Paul M. Pearson Apartments in St. Thomas.
ST. THOMAS — An elderly resident of Paul M. Pearson Apartments is suing the Virgin Islands Housing Authority for negligence, after she said a ladder left behind in her shower led to injury when she slipped and fell trying to remove it.
According to the civil complaint, Leonise Grieg-Powell has lived in her apartment for over three years, but has resided in units owned by VIHA for over five decades. Ms. Grieg-Powell, who is over the age of eighty and lives alone, is “well known by the management and staff of Defendant,” the lawsuit says.
One afternoon in May, Ms. Grieg-Powell says she came home to discover a ladder leaning against the wall in the bathroom. She concluded that someone from VIHA had been in her apartment while she was out. The knowledge distressed her, as she allegedly had not been informed that someone was scheduled to do work in her apartment, nor had she given permission for anyone to enter her residence while she was gone.
Ms. Grieg-Powell says she immediately contacted the management office to ask that the ladder and any other tools left behind be removed before 5 o'clock that afternoon. She went out again, returning at about 4:45 p.m. to find that the ladder remained. A staff member reportedly passed by to say that he would return, but as of 6:30 that evening, the ladder was still in Ms. Grieg-Powell's bathroom.
A neighbor promised to remove the ladder the next morning – a Saturday – but by about 8 a.m., the ladder was still in position. Ms. Grieg-Powell, the lawsuit declares “is a Caribbean born and raised woman who, always concerned about her health, especially as a woman in the tropical climate in the Virgin Islands which includes heat and humidity, practiced protective hygiene which includes hygienic showers or baths one or more times daily.”
As such, having previously observed that “on weekends, fewer VIHA staff are available or accessible to tenants or to meet tenant needs,” Ms. Grieg-Powell decided that Saturday morning to remove the ladder herself, as she “determined that she had to have a shower at that time,” the lawsuit claims.

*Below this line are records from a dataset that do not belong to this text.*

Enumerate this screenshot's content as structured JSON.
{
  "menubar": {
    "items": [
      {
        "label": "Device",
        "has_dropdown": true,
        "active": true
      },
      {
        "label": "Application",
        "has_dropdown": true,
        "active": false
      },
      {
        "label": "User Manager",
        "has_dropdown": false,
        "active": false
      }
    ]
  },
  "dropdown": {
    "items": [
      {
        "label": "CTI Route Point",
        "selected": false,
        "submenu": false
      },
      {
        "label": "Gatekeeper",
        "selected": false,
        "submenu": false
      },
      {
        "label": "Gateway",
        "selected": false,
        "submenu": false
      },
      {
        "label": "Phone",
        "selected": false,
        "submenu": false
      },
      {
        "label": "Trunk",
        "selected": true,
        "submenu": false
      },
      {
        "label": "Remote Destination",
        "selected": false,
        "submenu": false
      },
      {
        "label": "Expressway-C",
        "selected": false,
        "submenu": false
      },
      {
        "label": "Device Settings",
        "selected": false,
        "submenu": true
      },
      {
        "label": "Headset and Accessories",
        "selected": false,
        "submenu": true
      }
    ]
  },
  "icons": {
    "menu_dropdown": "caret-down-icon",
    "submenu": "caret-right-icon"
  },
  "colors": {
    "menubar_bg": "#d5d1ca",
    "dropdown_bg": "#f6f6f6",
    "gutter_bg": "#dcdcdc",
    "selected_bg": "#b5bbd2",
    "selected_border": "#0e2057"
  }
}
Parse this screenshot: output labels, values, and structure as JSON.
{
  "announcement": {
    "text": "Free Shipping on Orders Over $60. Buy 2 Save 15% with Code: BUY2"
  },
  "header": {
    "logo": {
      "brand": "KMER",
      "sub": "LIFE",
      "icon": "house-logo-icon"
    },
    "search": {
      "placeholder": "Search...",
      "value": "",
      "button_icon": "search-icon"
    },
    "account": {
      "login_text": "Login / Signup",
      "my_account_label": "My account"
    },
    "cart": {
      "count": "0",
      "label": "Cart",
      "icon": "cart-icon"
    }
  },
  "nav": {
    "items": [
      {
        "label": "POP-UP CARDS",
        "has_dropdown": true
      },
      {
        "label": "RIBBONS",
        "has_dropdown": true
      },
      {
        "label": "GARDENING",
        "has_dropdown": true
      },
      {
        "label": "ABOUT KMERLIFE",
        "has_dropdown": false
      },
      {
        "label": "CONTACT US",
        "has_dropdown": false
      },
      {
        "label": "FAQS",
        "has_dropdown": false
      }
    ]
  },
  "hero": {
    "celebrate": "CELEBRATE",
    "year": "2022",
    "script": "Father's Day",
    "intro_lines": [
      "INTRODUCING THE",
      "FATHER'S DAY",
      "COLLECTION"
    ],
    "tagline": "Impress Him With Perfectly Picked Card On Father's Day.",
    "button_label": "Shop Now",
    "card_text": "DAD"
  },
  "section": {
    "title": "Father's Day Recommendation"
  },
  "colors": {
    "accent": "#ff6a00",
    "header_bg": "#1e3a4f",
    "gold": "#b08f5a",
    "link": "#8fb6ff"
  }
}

In the process of removing the ladder that someone, presumably a VIHA employee, had left behind, the elderly woman allegedly slipped and fell, injuring her head, neck, back, hip, and knee.
She is accusing VIHA of gross negligence when it comes to the maintenance of its units and the training and supervision of its staff. That a ladder was left overnight “in the small shower area of an eighty-year-old woman,” the lawsuit says, only demonstrates the “incompetence and lack of qualifications of Defendant's employees to perform the duties assigned to them.”
Ms. Grieg-Powell is seeking compensatory and special damages for the injuries suffered in the incident. As of press time, VIHA has not filed a response to the lawsuit.